Little Hands was in the back with his shirt off. It was a frightening sight, his muscles popping grotesquely as he stuck a crowbar into the dashboard of a Volkswagen Beetle and tore it from the car. The Beetle was brand new, a temporary license taped to the rear window. Its owner, a freckle-faced whore wearing a pink nightshirt, stood helplessly nearby, kicking the ground with her bare feet.

Underman found a shady spot and watched Little Hands dismantle the vehicle. The rules against the women stashing money were strict. Every room was wired, allowing management to listen in as negotiations were made and prices settled on. Once the money was collected, it was the woman's responsibility to deliver it to the office, where it was held, to be split in half later.

“You gonna tell me where you're hiding it?” Little Hands said when he had reduced the Beetle to a worthless shell. He ripped the last seat apart and tossed the stuffing at the freckle-faced whore's feet. “Or what?”

“Ain't nothing to tell,” she said sullenly.

“You think I'm fucking stupid?”

“Never gave it much thought.”

Little Hands went to work on the body. German engineering was no match for American bodybuilding, and soon the car looked like a hot rod, its frame stripped down to almost nothing.

“These Michelins are worth something,” Little Hands said, whacking the front tires with the crowbar. “You want me to puncture them, or are you going to tell me where it is?”

The freckle-faced whore crossed her arms. Little Hands jabbed the right front tire, causing it to explode. Underman jumped as the hubcap went flying. A small, tightly wrapped plastic bag fell out of a hollow cavity in the tire. The whore burst into tears, then ran into one of the trailers.

Underman approached Little Hands, his floppy hat in his hand. Little Hands squinted at him.

“Mr. Underman,” he said with surprise. “Fancy seeing you out here. Looking for a little action?”

“You and I need to talk,” Underman said under his breath.

Little Hands pulled a sleeveless T-shirt on over his sweaty, bulging torso. “I got my own trailer; nobody will bother us.”

“In my car,” Underman said.

“I'm not supposed to leave the premises. I'm locked up in here, just like the whores.”

“Can you get a pass?”

Picking up a towel, Little Hands wiped the sweat from his little hands. Underman tried not to stare, knowing how it would set his client into a rampage.

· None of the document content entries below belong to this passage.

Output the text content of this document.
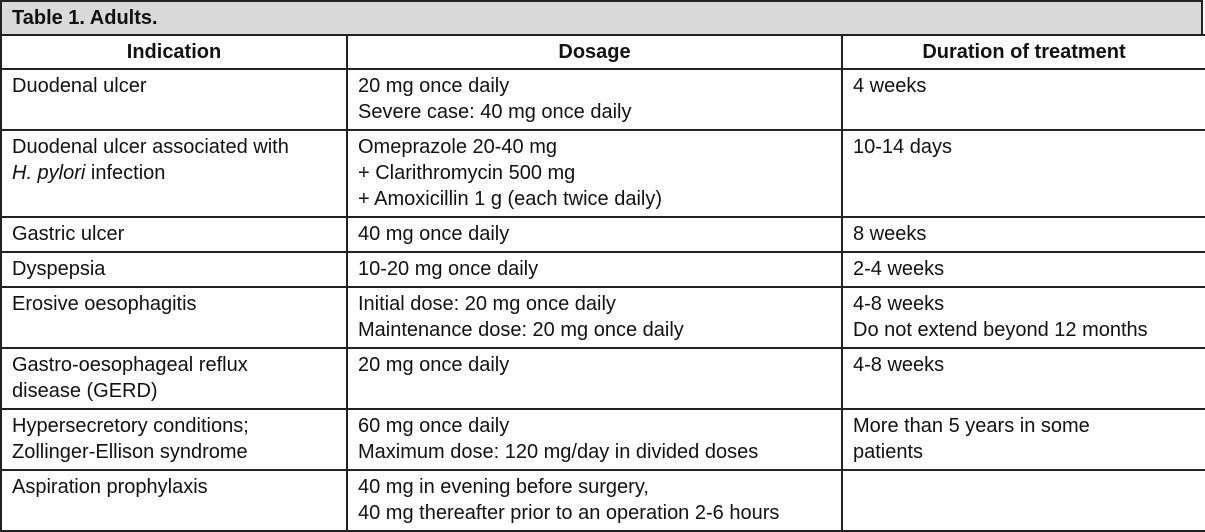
Table 1. Adults.
Indication	Dosage	Duration of treatment

Duodenal ulcer	20 mg once daily
Severe case: 40 mg once daily	4 weeks

Duodenal ulcer associated with
H. pylori infection	Omeprazole 20-40 mg
+ Clarithromycin 500 mg
+ Amoxicillin 1 g (each twice daily)	10-14 days

Gastric ulcer	40 mg once daily	8 weeks

Dyspepsia	10-20 mg once daily	2-4 weeks

Erosive oesophagitis	Initial dose: 20 mg once daily
Maintenance dose: 20 mg once daily	4-8 weeks
Do not extend beyond 12 months

Gastro-oesophageal reflux
disease (GERD)	20 mg once daily	4-8 weeks

Hypersecretory conditions;
Zollinger-Ellison syndrome	60 mg once daily
Maximum dose: 120 mg/day in divided doses	More than 5 years in some
patients

Aspiration prophylaxis	40 mg in evening before surgery,
40 mg thereafter prior to an operation 2-6 hours	
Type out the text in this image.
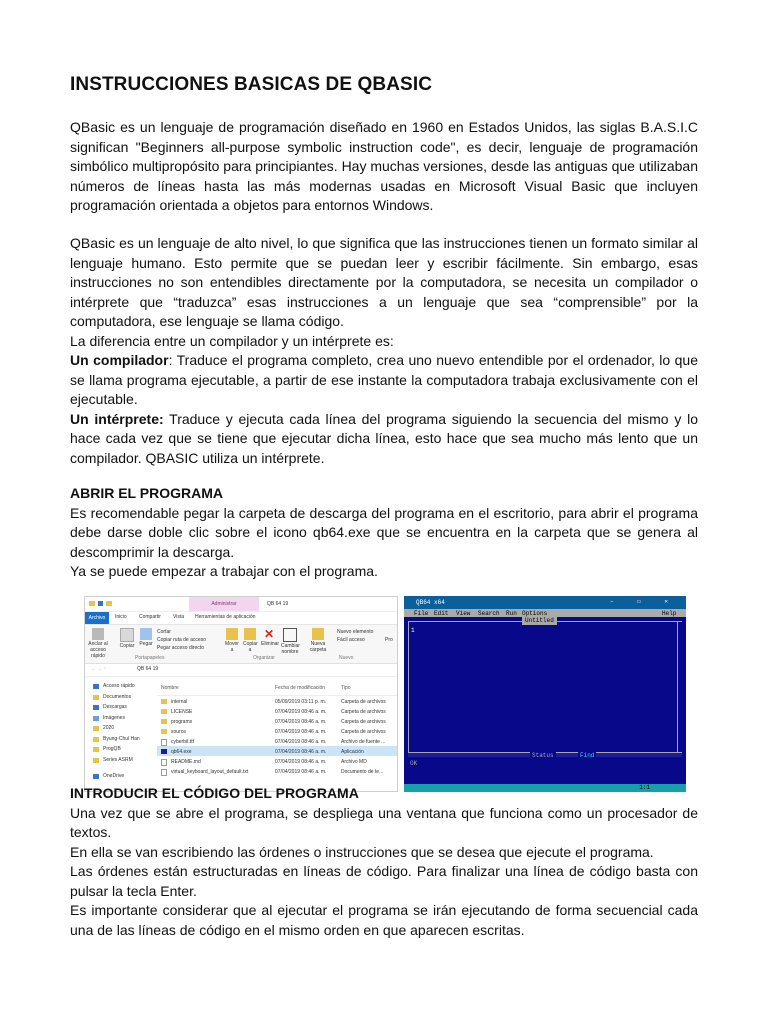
INSTRUCCIONES BASICAS DE QBASIC

QBasic es un lenguaje de programación diseñado en 1960 en Estados Unidos, las siglas B.A.S.I.C significan "Beginners all-purpose symbolic instruction code", es decir, lenguaje de programación simbólico multipropósito para principiantes. Hay muchas versiones, desde las antiguas que utilizaban números de líneas hasta las más modernas usadas en Microsoft Visual Basic que incluyen programación orientada a objetos para entornos Windows.

QBasic es un lenguaje de alto nivel, lo que significa que las instrucciones tienen un formato similar al lenguaje humano. Esto permite que se puedan leer y escribir fácilmente. Sin embargo, esas instrucciones no son entendibles directamente por la computadora, se necesita un compilador o intérprete que “traduzca” esas instrucciones a un lenguaje que sea “comprensible” por la computadora, ese lenguaje se llama código.

La diferencia entre un compilador y un intérprete es:

Un compilador: Traduce el programa completo, crea uno nuevo entendible por el ordenador, lo que se llama programa ejecutable, a partir de ese instante la computadora trabaja exclusivamente con el ejecutable.

Un intérprete: Traduce y ejecuta cada línea del programa siguiendo la secuencia del mismo y lo hace cada vez que se tiene que ejecutar dicha línea, esto hace que sea mucho más lento que un compilador. QBASIC utiliza un intérprete.

ABRIR EL PROGRAMA

Es recomendable pegar la carpeta de descarga del programa en el escritorio, para abrir el programa debe darse doble clic sobre el icono qb64.exe que se encuentra en la carpeta que se genera al descomprimir la descarga.

Ya se puede empezar a trabajar con el programa.

Administrar	QB 64 19
Archivo	Inicio Compartir Vista Herramientas de aplicación
Anclar al acceso rápido
Copiar Pegar
Cortar
Copiar ruta de acceso
Pegar acceso directo
Mover a
Copiar a
✕
Eliminar Cambiar nombre
Nueva carpeta
Nuevo elemento
Fácil acceso	Pro
Portapapeles	Organizar	Nuevo
← → ↑	QB 64 19
Acceso rápido
Documentos
Descargas
Imágenes
2020
Byung-Chul Han
ProgQB
Series ASRM
OneDrive
Nombre	Fecha de modificación	Tipo
internal	05/09/2019 03:11 p. m.	Carpeta de archivos
LICENSE	07/04/2019 08:46 a. m.	Carpeta de archivos
programs	07/04/2019 08:46 a. m.	Carpeta de archivos
source	07/04/2019 08:46 a. m.	Carpeta de archivos
cyberbit.ttf	07/04/2019 08:46 a. m.	Archivo de fuente ...
qb64.exe	07/04/2019 08:46 a. m.	Aplicación
README.md	07/04/2019 08:46 a. m.	Archivo MD
virtual_keyboard_layout_default.txt	07/04/2019 08:46 a. m.	Documento de te...
QB64 x64	– ☐ ✕
File Edit View Search Run Options	Help
Untitled
1
Status	Find
OK
1:1

INTRODUCIR EL CÓDIGO DEL PROGRAMA

Una vez que se abre el programa, se despliega una ventana que funciona como un procesador de textos.

En ella se van escribiendo las órdenes o instrucciones que se desea que ejecute el programa.

Las órdenes están estructuradas en líneas de código. Para finalizar una línea de código basta con pulsar la tecla Enter.

Es importante considerar que al ejecutar el programa se irán ejecutando de forma secuencial cada una de las líneas de código en el mismo orden en que aparecen escritas.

“What's this all about, Mr. Underman?”

Underman got right up next to him. “Guess who ripped off the Acropolis the other night.”

“I dunno. Who?”

“Sonny Fontana.”

“Come on, Mr. Underman. You and I both know that ain't so. I snuffed that greaseball up in Lake Tahoe.”

“You killed someone else,” Underman said.

“Can't be.”

Underman nodded. “Fontana's alive. Now, how about you and I take a little drive?”

         

Underman had defended Little Hands four times in jury trials, all of which ended in acquittals. In each trial, the charge had been murder in the first degree, and in each case Underman had swayed the jury to believe his client's side of the story without ever putting his client on the witness stand. To do otherwise would have been suicide.

Underman drove to a spot in the desert directly between the two brothels and pulled off the road. Leaving the engine running, he reached beneath his seat and removed a manila envelope. Little Hands was watching a rattler crawl beneath the car and did not seem to notice when the envelope was dropped into his lap.

“They threw a big party for me at Caesars,” he said, glancing Underman's way. “There were girls and booze and a band.”

“I heard about it,” Underman said.

“And there was a cake. No one ever threw a party for me for snuffing somebody before. It was special, you know?”